Souffle haletant, Il regarda autour de lui.
Il reconnut vaguement le pont plus loin, noyé dans le brouillard.
Et là, près de la rive, une silhouette. Une lumière dans la fenêtre. La cabane.
Le passeur était encore là.
Archibald sentit une bouffée d’espoir lui traverser la poitrine.
« Hé ! Aidez-moi !»
La silhouette ne bougea pas.
Il crut distinguer, derrière la vitre, la forme de l’homme, immobile, la tête tournée vers lui.
« Vous m'entendez ?!»
Pas le temps d’attendre.
Il retira sa veste et se jeta dans le fleuve.
L’eau était glacée, plus lourde que de la pierre.
Chaque mouvement lui coûtait une douleur atroce.
Il avançait à peine, la lanterne dans la bouche, tirant des bras pour rejoindre l’autre rive.
Mais plus il nageait, plus le courant semblait le repousser.
Ses muscles se raidissaient, ses poumons brûlaient.
Il hurla, mais son cri se perdit dans la brume.

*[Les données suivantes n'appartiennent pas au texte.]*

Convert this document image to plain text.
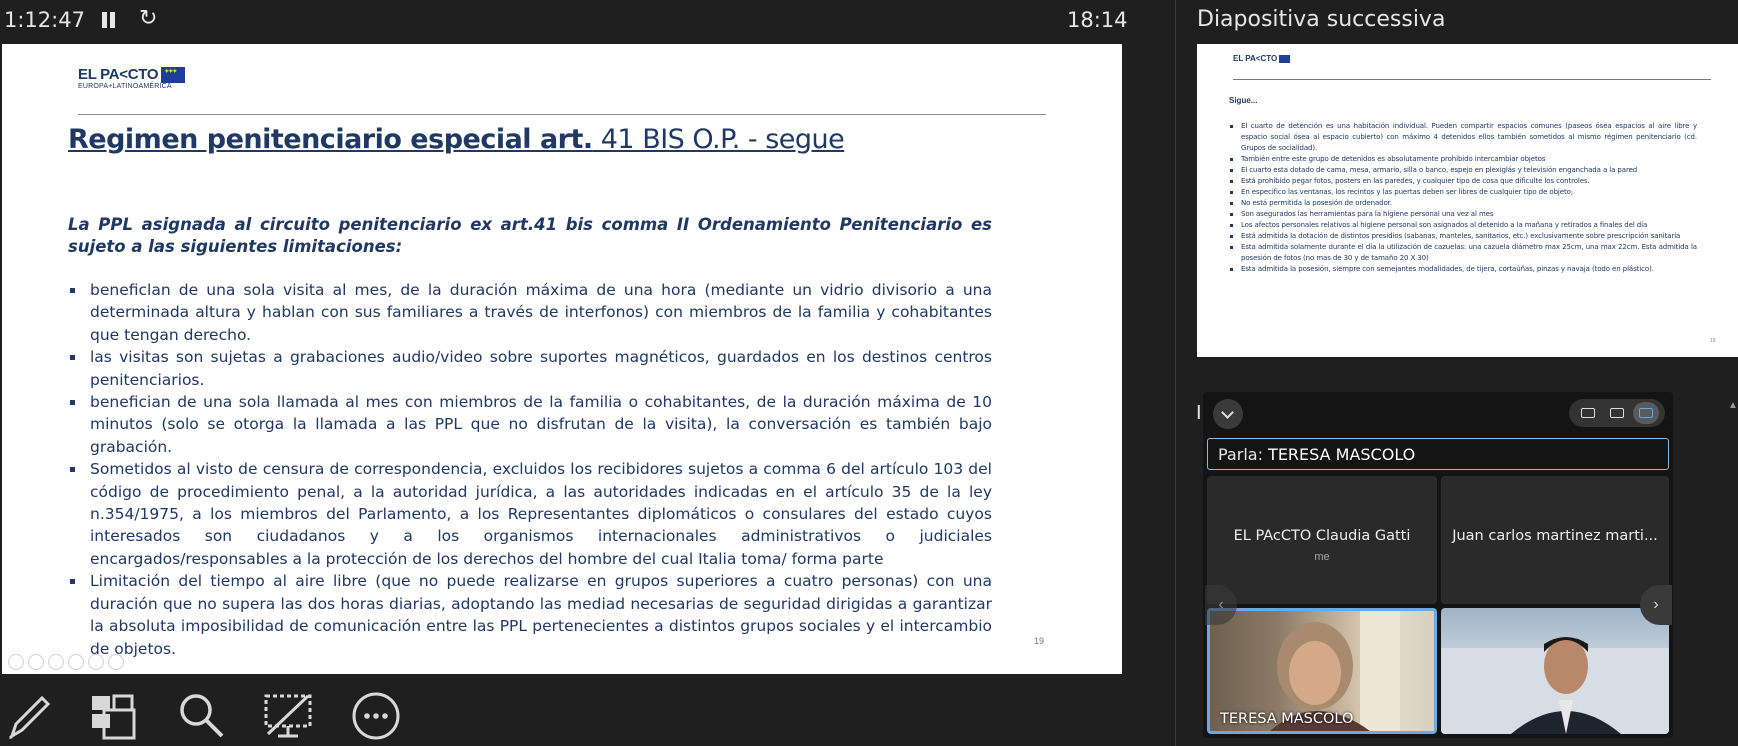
1:12:47 ↻	18:14	Diapositiva successiva
EL PA<CTO
✦✦✦
EUROPA+LATINOAMÉRICA
Regimen penitenciario especial art. 41 BIS O.P. - segue
La PPL asignada al circuito penitenciario ex art.41 bis comma II Ordenamiento Penitenciario es sujeto a las siguientes limitaciones:
beneficlan de una sola visita al mes, de la duración máxima de una hora (mediante un vidrio divisorio a una determinada altura y hablan con sus familiares a través de interfonos) con miembros de la familia y cohabitantes que tengan derecho.
las visitas son sujetas a grabaciones audio/video sobre suportes magnéticos, guardados en los destinos centros penitenciarios.
benefician de una sola llamada al mes con miembros de la familia o cohabitantes, de la duración máxima de 10 minutos (solo se otorga la llamada a las PPL que no disfrutan de la visita), la conversación es también bajo grabación.
Sometidos al visto de censura de correspondencia, excluidos los recibidores sujetos a comma 6 del artículo 103 del código de procedimiento penal, a la autoridad jurídica, a las autoridades indicadas en el artículo 35 de la ley n.354/1975, a los miembros del Parlamento, a los Representantes diplomáticos o consulares del estado cuyos interesados son ciudadanos y a los organismos internacionales administrativos o judiciales encargados/responsables a la protección de los derechos del hombre del cual Italia toma/ forma parte
Limitación del tiempo al aire libre (que no puede realizarse en grupos superiores a cuatro personas) con una duración que no supera las dos horas diarias, adoptando las mediad necesarias de seguridad dirigidas a garantizar la absoluta imposibilidad de comunicación entre las PPL pertenecientes a distintos grupos sociales y el intercambio de objetos.	19
EL PA<CTO
Sigue...
El cuarto de detención es una habitación individual. Pueden compartir espacios comunes (paseos ósea espacios al aire libre y espacio social ósea al espacio cubierto) con máximo 4 detenidos ellos también sometidos al mismo régimen penitenciario (cd. Grupos de socialidad).
También entre este grupo de detenidos es absolutamente prohibido intercambiar objetos
El cuarto esta dotado de cama, mesa, armario, silla o banco, espejo en plexiglás y televisión enganchada a la pared
Está prohibido pegar fotos, posters en las paredes, y cualquier tipo de cosa que dificulte los controles.
En especifico las ventanas, los recintos y las puertas deben ser libres de cualquier tipo de objeto;
No está permitida la posesión de ordenador.
Son asegurados las herramientas para la higiene personal una vez al mes
Los afectos personales relativos al higiene personal son asignados al detenido a la mañana y retirados a finales del día
Está admitida la dotación de distintos presidios (sabanas, manteles, sanitarios, etc.) exclusivamente sobre prescripción sanitaria
Esta admitida solamente durante el día la utilización de cazuelas: una cazuela diámetro max 25cm, una max 22cm. Esta admitida la posesión de fotos (no mas de 30 y de tamaño 20 X 30)
Esta admitida la posesión, siempre con semejantes modalidades, de tijera, cortaúñas, pinzas y navaja (todo en plástico).
19
I	▲
Parla: TERESA MASCOLO
EL PAcCTO Claudia Gatti
me
Juan carlos martinez marti...
TERESA MASCOLO
‹	›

Il n'eu pas le temps de crier à l'aide qu'il avait déjà la tête tous l'eau.
Quelque chose venait d’agripper sa cheville.
Il tira d’un coup sec, sans succès.
La main qui venait de l’agripper remonta lentement, froide, glissant contre sa peau.
Il plongea un instant la tête sous l’eau pour voir.
Et il la vit.
Le visage d’Elena, livide, les yeux ouverts, l’eau s’échappant de sa bouche.

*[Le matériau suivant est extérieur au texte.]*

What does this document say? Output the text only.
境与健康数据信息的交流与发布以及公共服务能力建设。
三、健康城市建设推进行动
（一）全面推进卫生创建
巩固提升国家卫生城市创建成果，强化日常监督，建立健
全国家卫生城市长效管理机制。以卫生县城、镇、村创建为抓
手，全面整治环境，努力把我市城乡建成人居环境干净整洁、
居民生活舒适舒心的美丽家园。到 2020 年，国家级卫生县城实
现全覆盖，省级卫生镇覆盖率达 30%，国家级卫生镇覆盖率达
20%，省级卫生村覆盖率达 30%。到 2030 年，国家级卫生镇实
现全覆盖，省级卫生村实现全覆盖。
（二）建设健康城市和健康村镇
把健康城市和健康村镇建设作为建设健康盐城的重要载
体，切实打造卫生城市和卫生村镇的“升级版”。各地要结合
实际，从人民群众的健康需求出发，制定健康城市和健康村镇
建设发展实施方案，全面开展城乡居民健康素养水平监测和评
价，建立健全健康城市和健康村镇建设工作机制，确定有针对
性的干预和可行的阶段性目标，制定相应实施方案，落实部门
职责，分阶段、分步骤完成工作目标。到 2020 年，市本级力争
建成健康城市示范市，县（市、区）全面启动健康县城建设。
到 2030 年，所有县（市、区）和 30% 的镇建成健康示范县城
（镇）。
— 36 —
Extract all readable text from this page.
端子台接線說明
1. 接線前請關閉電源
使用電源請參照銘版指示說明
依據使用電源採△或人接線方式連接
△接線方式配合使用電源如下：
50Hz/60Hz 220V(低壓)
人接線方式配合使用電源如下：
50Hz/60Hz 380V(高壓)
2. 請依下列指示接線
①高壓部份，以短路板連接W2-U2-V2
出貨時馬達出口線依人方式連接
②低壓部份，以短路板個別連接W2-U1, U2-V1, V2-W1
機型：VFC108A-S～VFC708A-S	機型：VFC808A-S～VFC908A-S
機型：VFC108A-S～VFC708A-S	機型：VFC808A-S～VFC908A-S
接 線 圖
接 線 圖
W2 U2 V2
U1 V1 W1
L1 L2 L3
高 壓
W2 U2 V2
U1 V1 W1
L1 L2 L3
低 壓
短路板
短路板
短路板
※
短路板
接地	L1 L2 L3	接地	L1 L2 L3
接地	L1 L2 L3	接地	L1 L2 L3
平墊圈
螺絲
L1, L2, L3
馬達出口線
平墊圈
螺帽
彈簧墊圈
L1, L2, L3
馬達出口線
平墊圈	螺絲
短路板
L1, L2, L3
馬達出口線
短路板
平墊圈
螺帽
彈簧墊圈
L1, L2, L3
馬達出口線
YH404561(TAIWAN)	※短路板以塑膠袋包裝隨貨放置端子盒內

« Non... non, ce n'est pas toi...» se dit-il

Elle tira plus fort.
Une corde s’enroulait déjà autour de sa jambe.
Archibald frappa dans l’eau, hurla, tenta de la repousser, mais son visage se déformait à chaque éclaboussure : il n’était plus certain de reconnaître sa femme.
La corde remonta le long de son corps, s’enroula autour de sa taille, puis de son cou.
Il tenta d’attraper quelque chose, mais ses doigts glissèrent sur la vase.
Elena, ou ce qu’il croyait être elle, le fixait sans un mot, les lèvres entrouvertes.
Puis elle tira, d’un geste sec.
L’eau se referma sur lui.
Tout devint noir.
Au matin, on retrouva son corps accroché au premier arbre de la rive, à la place exacte où, jadis, on avait pendu la sorcière.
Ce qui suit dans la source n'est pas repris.